Elephant Foot prototype
The concept is based on low cost construction techniques: old and worn out steel belted tires plus small quantities of concrete. In the bottom of the foundation ditches round river stones are placed to work as roller bearings. The tires are then placed side by side (without filling) to provide the elastic shock absorbing response. The Elephant Foot made of regular concrete is merged into the foundation tie beam via protruding reinforcement bars. The cone shaped bottom will make the structure center back into the tires after the quake.

The concluding shake table tests February 2016 at the Indian Institute of Technology, Guwahati have been evaluated by Prof James Kelly, Dept of Civil Engineering, UC Berkeley.
Shake table test IIT Guwahati, India Evaluation UC Berkeley
We built a solid wooden frame to keep the tires in place on a truck. The concrete weight was a road separation block weighing over 1.1 ton, which corresponds to a house wall on top of three tires in a row.
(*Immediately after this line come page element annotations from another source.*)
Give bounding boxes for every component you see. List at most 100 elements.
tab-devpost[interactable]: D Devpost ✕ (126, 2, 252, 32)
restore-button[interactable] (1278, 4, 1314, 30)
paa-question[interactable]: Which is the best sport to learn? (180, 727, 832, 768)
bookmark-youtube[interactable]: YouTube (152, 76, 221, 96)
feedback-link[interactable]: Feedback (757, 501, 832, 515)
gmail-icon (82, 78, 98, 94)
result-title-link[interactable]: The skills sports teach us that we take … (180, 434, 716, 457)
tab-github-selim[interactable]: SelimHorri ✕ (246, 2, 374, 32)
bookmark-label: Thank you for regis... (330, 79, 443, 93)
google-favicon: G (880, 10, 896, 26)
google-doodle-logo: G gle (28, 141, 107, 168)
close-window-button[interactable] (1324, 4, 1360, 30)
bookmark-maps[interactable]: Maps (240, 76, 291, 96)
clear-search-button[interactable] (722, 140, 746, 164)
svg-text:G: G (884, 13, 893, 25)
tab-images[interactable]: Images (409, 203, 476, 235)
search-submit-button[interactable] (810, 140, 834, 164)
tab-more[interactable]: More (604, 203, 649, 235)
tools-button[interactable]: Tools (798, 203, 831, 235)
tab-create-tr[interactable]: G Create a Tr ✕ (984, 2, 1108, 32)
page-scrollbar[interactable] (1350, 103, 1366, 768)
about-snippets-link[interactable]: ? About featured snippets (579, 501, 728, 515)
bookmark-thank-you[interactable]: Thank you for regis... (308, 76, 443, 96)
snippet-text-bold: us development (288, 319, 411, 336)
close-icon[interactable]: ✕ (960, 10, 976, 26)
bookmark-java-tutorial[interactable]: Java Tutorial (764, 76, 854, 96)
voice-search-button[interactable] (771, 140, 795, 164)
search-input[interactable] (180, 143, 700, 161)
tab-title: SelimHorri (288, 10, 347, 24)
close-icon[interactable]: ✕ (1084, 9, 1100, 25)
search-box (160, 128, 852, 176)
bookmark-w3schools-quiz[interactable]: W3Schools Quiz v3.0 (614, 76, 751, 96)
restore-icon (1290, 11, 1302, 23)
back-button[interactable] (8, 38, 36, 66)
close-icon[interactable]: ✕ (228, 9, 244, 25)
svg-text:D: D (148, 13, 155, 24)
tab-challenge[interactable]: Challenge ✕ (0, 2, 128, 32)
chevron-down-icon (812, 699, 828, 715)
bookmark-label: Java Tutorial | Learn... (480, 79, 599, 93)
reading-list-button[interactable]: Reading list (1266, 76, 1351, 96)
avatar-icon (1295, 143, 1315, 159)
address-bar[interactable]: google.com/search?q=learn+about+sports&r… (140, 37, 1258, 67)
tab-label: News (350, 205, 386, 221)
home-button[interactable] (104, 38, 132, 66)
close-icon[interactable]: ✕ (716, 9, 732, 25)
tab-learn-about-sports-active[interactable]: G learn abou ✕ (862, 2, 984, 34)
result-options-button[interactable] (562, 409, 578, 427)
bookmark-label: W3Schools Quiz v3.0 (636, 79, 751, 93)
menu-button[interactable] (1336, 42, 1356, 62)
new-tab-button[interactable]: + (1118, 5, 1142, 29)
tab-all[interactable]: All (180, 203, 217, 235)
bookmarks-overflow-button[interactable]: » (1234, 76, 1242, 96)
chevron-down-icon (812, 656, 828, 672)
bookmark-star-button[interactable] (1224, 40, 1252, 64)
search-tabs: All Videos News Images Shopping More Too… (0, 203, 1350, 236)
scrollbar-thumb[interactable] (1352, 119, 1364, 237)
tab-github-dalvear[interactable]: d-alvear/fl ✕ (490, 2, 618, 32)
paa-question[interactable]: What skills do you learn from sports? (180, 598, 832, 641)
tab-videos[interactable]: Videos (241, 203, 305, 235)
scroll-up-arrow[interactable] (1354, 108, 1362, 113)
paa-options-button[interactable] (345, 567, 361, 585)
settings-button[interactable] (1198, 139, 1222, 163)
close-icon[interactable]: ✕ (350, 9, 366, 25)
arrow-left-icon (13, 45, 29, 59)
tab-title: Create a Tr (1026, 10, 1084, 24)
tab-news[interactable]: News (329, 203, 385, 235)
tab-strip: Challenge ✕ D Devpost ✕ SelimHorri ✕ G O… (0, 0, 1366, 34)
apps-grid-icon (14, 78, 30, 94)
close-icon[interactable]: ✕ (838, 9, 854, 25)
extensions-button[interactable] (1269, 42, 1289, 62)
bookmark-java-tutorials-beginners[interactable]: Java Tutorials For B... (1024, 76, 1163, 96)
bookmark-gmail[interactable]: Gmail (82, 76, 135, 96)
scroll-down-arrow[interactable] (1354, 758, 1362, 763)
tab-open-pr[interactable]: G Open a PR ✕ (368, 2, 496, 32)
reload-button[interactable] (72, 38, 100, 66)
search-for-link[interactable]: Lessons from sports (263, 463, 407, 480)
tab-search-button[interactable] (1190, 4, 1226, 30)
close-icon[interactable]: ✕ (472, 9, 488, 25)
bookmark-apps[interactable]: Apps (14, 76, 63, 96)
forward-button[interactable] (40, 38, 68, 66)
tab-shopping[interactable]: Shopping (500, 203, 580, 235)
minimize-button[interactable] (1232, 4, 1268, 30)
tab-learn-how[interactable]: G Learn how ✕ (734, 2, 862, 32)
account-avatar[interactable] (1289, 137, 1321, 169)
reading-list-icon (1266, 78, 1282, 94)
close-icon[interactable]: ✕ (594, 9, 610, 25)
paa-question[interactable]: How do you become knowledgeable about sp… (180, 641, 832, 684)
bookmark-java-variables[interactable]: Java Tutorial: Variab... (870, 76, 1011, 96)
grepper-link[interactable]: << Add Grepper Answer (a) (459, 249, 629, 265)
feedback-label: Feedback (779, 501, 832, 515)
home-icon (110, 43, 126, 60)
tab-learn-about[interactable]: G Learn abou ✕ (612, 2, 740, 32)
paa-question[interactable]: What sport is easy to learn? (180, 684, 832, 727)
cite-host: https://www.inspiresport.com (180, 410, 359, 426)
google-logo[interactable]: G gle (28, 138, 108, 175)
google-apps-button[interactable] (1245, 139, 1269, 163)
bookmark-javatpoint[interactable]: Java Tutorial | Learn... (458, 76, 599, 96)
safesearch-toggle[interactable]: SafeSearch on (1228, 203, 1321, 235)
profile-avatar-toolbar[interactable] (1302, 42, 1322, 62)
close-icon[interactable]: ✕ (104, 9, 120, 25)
The immediate evaluation of this first test series studying the video recordings: The concrete block was gently moving on top of the tires whereas the flatbed truck was shaking as expected on the unpaved road.
Important to note: the tires were not at all flattened by the weight of the concrete block, the three tires sustained easily 1.1+ ton, which corresponds well to the typical concrete hollow block house as can be seen in most low-income urban areas all over the world.